Special Issue Information

Dear colleagues,

Recent studies have underlined the role of metabolic and neurotrophic factors in whole body control, with a special focus on the “brain–heart axis”. Indeed, metabolic alterations are known to affect the brain function as well as the vascular system. In agreement, drugs used to cure hypertension, such as Verapamil, are also beneficial in neurological diseases. On the other hand, mutations in BDNF neurotrophin affect the brain function as well as the vascular system, with a special effect on the heart. It is becoming evident that metabolic alterations alter the expression/activity of neurotrophic factors, affecting the brain function and leading to heart dysfunction.

In this Special Issue, we aim to underline the effect of metabolic alterations that impact the activity of neurotrophic factors, leading to impaired brain activity, which in turn has an impact on heart function. Additionally, we invite articles showing that impaired neurotrophic activity impacts the brain, which consequently leads to impaired heart activity.

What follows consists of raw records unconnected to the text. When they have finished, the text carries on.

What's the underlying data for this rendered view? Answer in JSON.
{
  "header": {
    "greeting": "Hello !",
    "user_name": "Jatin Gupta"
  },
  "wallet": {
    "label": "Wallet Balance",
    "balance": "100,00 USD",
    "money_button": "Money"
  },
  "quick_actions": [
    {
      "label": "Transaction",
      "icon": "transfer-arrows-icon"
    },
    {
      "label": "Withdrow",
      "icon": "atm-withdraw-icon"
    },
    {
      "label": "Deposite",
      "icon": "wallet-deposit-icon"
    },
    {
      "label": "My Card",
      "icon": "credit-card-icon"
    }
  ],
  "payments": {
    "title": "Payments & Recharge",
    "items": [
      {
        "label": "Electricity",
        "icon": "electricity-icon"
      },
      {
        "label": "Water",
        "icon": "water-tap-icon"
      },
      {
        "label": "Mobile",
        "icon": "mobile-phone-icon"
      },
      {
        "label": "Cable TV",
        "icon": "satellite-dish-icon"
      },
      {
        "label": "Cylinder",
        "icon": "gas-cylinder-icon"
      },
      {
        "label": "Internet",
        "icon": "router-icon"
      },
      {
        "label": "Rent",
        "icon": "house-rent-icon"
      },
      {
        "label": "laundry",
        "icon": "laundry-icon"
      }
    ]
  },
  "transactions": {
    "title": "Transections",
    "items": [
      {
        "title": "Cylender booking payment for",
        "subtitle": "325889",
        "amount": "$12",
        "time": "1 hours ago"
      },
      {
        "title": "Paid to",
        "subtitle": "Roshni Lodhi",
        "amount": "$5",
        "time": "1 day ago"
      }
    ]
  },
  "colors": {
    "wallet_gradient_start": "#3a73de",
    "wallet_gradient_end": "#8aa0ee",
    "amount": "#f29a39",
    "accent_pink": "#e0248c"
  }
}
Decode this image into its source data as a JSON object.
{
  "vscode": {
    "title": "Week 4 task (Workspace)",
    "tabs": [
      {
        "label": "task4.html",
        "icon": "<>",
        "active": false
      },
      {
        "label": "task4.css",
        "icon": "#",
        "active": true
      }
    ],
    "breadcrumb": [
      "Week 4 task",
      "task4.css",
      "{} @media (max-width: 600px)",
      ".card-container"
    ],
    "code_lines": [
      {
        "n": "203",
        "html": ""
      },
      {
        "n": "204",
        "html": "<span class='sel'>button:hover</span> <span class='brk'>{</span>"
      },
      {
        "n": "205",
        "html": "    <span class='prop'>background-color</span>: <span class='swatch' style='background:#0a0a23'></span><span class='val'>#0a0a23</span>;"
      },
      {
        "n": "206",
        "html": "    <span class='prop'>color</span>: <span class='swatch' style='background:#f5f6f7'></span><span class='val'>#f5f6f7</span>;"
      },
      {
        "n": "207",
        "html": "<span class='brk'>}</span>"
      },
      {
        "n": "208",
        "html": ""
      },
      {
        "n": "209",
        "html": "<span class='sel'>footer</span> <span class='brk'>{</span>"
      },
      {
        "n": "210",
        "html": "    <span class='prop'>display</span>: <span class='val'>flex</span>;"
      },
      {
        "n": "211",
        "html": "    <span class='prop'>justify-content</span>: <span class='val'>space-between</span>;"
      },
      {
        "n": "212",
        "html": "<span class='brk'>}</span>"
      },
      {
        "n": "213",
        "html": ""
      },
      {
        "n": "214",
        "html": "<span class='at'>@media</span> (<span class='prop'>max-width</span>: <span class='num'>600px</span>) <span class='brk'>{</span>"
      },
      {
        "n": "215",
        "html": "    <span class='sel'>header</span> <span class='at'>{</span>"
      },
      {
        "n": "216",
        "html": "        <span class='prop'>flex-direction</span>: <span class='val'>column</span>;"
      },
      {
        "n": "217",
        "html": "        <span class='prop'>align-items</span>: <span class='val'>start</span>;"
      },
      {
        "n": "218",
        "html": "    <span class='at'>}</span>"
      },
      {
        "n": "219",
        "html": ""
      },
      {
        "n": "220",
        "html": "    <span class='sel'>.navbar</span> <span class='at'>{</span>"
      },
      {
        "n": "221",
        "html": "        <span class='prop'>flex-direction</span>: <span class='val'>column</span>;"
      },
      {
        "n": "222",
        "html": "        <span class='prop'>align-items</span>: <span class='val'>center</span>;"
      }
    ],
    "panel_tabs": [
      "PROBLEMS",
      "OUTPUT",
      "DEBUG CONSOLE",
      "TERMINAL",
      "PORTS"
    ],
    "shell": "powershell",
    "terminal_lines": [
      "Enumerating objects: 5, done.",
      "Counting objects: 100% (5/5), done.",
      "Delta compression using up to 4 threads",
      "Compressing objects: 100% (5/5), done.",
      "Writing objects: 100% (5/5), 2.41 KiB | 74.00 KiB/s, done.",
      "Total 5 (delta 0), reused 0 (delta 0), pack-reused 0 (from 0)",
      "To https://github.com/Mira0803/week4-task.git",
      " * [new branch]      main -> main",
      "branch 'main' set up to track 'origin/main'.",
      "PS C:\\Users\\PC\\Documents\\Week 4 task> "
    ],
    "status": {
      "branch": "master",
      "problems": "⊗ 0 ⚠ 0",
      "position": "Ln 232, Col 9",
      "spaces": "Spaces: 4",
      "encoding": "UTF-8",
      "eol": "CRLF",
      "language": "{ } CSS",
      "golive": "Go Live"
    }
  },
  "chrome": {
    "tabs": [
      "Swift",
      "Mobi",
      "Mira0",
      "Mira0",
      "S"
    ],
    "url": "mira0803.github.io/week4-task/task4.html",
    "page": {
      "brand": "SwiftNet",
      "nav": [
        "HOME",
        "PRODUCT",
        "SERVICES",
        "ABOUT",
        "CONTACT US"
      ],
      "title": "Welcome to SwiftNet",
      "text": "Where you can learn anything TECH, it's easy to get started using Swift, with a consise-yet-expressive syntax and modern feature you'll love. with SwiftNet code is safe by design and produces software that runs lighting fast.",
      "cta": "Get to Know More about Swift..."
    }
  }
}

We look for innovative research capable to dissect the role of metabolism in altering the expression/activity of neurotrophic factors, showing the relevance of the “brain–heart axis”. Articles showing the role of mutations in molecules involved in the metabolic homeostasis or in neurotrophic factors are welcomed if they underline the relevance of the “brain–heart axis”.

Dr. Lorena Perrone
Prof. Dr. Carola Yvette Förster
Prof. Dr. Michiaki Nagai
Guest Editors

Manuscript Submission Information

Manuscripts should be submitted online at www.mdpi.com by registering and logging in to this website. Once you are registered, click here to go to the submission form. Manuscripts can be submitted until the deadline. All submissions that pass pre-check are peer-reviewed. Accepted papers will be published continuously in the journal (as soon as accepted) and will be listed together on the special issue website. Research articles, review articles as well as short communications are invited. For planned papers, a title and short abstract (about 100 words) can be sent to the Editorial Office for announcement on this website.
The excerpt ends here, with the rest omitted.